Retail Sales Are Up!
Holiday retail sales are up 3.1% from last year. Consumers spent on clothing, eating at restaurants, but avoided electronics. Spending at restaurants was up a whopping 8%! However, this increase in spending is not adjusted for inflation. Real GDP grew by an annualized 4.9%. Remember, real means after adjusting for inflation. The U.S economy continues to be supported by the consumer.
Labor Market Update
The Jobs Opening and Labor Turnover report released on Thursday show that there are 8.8 million jobs open and the number of hires is 5.5 million. Both, hires and openings, are little unchanged from the previous month.

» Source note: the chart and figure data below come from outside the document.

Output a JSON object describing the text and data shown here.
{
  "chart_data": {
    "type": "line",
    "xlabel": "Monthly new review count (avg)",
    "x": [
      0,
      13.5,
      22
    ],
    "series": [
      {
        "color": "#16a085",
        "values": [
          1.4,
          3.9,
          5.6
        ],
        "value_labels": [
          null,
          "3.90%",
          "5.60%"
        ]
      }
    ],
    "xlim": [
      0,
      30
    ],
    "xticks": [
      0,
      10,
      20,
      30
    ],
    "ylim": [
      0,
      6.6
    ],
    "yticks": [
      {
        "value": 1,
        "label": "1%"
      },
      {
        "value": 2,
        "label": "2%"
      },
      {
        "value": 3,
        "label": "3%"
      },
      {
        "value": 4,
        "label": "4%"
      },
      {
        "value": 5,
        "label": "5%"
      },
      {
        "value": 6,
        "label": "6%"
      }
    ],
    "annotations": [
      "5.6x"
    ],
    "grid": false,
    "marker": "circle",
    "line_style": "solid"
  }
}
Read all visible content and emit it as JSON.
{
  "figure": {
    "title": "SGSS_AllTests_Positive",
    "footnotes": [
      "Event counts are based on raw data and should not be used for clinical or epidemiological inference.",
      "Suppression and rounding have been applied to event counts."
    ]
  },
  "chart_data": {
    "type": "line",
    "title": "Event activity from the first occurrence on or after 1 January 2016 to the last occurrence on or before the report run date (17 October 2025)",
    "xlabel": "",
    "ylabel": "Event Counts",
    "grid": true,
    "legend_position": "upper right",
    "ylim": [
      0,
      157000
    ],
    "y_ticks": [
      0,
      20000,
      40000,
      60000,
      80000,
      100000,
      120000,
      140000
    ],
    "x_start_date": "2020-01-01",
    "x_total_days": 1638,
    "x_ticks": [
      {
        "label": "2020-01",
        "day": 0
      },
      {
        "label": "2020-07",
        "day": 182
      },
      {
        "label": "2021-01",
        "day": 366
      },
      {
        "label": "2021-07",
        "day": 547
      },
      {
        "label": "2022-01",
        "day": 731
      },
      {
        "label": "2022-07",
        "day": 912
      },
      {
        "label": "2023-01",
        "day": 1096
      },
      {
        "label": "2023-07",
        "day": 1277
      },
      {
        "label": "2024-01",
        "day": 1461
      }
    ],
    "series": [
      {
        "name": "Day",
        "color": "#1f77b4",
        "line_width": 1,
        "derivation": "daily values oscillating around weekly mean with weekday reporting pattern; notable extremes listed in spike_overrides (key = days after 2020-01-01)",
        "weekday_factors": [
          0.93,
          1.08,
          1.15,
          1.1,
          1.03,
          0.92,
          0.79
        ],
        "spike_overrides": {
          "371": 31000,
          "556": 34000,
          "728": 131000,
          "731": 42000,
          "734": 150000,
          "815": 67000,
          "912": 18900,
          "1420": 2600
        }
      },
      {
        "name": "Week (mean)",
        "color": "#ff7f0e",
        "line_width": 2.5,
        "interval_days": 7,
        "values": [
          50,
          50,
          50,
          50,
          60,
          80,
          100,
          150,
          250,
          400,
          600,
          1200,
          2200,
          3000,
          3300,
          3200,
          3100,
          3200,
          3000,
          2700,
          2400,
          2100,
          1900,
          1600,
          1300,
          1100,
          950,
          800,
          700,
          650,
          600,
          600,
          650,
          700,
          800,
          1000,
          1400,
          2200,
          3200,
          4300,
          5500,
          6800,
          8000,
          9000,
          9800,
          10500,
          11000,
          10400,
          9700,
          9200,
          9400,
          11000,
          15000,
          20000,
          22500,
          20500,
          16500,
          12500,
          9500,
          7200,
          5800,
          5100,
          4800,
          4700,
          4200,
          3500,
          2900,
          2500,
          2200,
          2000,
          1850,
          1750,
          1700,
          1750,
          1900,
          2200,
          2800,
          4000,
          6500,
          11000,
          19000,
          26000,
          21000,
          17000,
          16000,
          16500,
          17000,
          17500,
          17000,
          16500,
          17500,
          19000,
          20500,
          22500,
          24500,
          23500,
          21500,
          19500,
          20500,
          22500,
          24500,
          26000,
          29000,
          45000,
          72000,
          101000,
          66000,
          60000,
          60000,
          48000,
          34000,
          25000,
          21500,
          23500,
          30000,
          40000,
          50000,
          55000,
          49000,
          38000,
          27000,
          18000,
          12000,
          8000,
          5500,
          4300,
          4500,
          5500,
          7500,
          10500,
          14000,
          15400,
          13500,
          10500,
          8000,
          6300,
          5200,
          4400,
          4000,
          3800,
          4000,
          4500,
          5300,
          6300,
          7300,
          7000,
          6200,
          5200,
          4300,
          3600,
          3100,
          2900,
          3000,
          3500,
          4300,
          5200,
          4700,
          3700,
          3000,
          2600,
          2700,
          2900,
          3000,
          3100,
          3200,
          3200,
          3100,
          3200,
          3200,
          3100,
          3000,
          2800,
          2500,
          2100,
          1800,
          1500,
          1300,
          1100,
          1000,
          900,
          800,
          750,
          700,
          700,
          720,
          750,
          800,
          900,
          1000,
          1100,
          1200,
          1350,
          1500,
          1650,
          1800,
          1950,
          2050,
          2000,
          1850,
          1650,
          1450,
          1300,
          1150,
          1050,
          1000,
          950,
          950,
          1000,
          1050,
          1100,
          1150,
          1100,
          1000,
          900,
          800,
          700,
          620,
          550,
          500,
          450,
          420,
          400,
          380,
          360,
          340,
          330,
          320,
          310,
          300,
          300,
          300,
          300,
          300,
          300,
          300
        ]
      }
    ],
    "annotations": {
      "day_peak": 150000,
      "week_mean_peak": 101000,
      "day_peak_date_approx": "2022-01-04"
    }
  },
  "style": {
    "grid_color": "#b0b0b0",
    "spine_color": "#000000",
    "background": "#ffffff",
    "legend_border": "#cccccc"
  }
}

The summary of the JOLTS report is that the labor market is stable and shows no concerns
ADP and Initial Claims
ADP jobs report finds 164,000 new workers hired in December. That’s 34,000 new hires above expectations.Initial jobless claims clocked in at 202,000, lower than the expected 219,000. Both data points indicates that the labor market remains healthy and strong going into 2024.
BLS Unemployment Report
Payroll employment increases by 216,000 in December, for reference expectation was 170,000 new jobs. This number is another indication that the labor market is booming. The unemployment rate is unchanged at 3.7%. We also saw hourly wages increase by 4.1% over the past year. The average hourly earnings of private-sector production and nonsupervisory employees is $29.42.
Next Fed Meeting
The next Fed meeting is scheduled for January 31st -February 1. While I do not expect any changes to rates this meeting, if the economy where to continue on its current path (low unemployment, and decreasing inflation), The Federal Reserve now forecasts interest rate cuts sometime this year that could ease borrowing and boost spending. I am not convinced of this because of political tensions and their impact on cargo pricing. Shipping rates are up to 2,670 per 40 ft container up 25% from a year ago. This might serve as an inflationary pulse moving through the supply chain. Unfortunately, the Fed’s job is made harder by geopolitical disruptions.
The other area of concern is the divide between what the economic data says and how people feel. These “feelings” might eventually lead to changes in spending that will impact GDP. I previously discussed this in the video below. Check it out.
The economy performed much better than what economists expected in 2023. I will credit the Fed for their calculated efforts, the consumer for continuing to spend, a strong labor market, and the 24% gain in the S&P 500 in 2023. There are areas in which I will keep an eye on, geopolitical disruptions to supply chains and consumer sentiment.